各務原市須衛町7丁目という場所は、30余年に及ぶ私の仕事場である。街の中心部から少し離れた変哲もない山麓の田園地帯だが、ここに岐阜木材工業団地という協同組合が設立されて以降、ずっと通い続けている。

先週末の夕方のことだが、仕事を終えて愛車ブルーバードに向かうと、思いがけず正面に鮮やかな夕焼け空が広がっていた。接近中の台風に伴って断続的に降る長雨の途中の短かい晴れ間のことだ。あわてて携帯電話を取り出してカメラのシャッターを切った。
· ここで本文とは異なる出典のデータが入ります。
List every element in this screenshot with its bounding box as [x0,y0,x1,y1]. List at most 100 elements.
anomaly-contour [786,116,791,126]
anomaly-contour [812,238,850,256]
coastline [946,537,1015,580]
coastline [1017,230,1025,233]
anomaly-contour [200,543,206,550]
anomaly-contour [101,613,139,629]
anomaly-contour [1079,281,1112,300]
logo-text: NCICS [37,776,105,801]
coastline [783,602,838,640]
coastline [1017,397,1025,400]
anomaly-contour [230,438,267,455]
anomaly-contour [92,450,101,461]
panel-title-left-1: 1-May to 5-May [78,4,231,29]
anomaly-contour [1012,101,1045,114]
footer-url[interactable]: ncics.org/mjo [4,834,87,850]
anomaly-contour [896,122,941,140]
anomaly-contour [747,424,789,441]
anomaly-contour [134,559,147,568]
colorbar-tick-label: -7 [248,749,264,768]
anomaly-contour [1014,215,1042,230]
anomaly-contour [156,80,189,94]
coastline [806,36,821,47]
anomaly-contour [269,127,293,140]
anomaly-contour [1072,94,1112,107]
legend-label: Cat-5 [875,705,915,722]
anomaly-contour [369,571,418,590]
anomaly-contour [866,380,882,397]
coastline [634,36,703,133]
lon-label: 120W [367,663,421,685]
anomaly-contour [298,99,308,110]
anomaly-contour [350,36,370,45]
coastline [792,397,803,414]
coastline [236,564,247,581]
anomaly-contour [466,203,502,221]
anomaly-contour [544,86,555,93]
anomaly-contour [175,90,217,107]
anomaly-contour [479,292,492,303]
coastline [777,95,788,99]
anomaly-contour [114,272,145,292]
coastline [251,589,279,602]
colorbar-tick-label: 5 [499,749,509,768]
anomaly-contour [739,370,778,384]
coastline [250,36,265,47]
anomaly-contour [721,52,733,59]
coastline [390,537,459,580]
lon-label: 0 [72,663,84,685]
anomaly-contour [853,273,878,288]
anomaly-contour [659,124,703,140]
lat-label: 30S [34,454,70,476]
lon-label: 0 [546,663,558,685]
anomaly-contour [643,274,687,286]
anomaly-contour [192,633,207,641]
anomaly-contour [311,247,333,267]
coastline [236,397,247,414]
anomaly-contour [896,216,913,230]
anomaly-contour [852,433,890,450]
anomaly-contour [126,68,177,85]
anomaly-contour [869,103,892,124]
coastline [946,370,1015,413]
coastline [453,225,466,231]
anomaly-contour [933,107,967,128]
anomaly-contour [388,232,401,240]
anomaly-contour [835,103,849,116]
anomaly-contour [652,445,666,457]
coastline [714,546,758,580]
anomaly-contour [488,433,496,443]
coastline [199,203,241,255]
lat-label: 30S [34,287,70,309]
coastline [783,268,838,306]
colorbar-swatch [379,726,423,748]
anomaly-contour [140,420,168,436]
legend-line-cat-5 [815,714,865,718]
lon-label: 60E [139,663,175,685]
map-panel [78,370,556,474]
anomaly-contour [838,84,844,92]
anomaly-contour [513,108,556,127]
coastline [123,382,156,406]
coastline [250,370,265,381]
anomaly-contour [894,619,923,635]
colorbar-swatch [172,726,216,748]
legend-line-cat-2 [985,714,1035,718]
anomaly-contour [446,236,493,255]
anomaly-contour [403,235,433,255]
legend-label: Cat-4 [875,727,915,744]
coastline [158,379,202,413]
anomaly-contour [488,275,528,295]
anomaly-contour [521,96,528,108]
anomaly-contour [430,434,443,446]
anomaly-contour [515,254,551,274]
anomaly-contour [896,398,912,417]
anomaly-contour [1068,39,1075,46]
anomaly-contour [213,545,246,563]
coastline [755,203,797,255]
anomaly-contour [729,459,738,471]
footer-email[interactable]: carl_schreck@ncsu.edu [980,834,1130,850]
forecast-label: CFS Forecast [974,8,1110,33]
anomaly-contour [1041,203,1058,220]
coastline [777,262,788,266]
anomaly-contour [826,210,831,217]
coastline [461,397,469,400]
この夕焼けには鮮明な思い出がある。もう20数年も以前のことだが、その頃私は前の勤務先で経営者の一員だった。とはいえ、会社という組織になじめず、木材というマテリアルにも興味が持てないでいた。毎日を鬱々として過ごしていた私のせめてもの救いは、事務所を抜け出して工場の周辺を一人で歩きまわることだった。恥ずかしいことだが、私は自分に囚われるばかりで、他のことは何一つ見えず、聞こえず、考えないでいたのである。けれども、ある日突然に、燦然と輝く夕焼けが見えた。
私の小さな悩みなどとは全く無関係に、夕焼けは厳然としてそこにあった。これほど美しかった光景との出会いは、他には思い出すことができないほどだ。

あれから二昔を超える時間が流れた。時代は変わり、気がつくと身辺の様子も随分と変わってしまった。喜びや悲しみを共にしてきた家族や友人も少なからず鬼籍に入ってしまっている。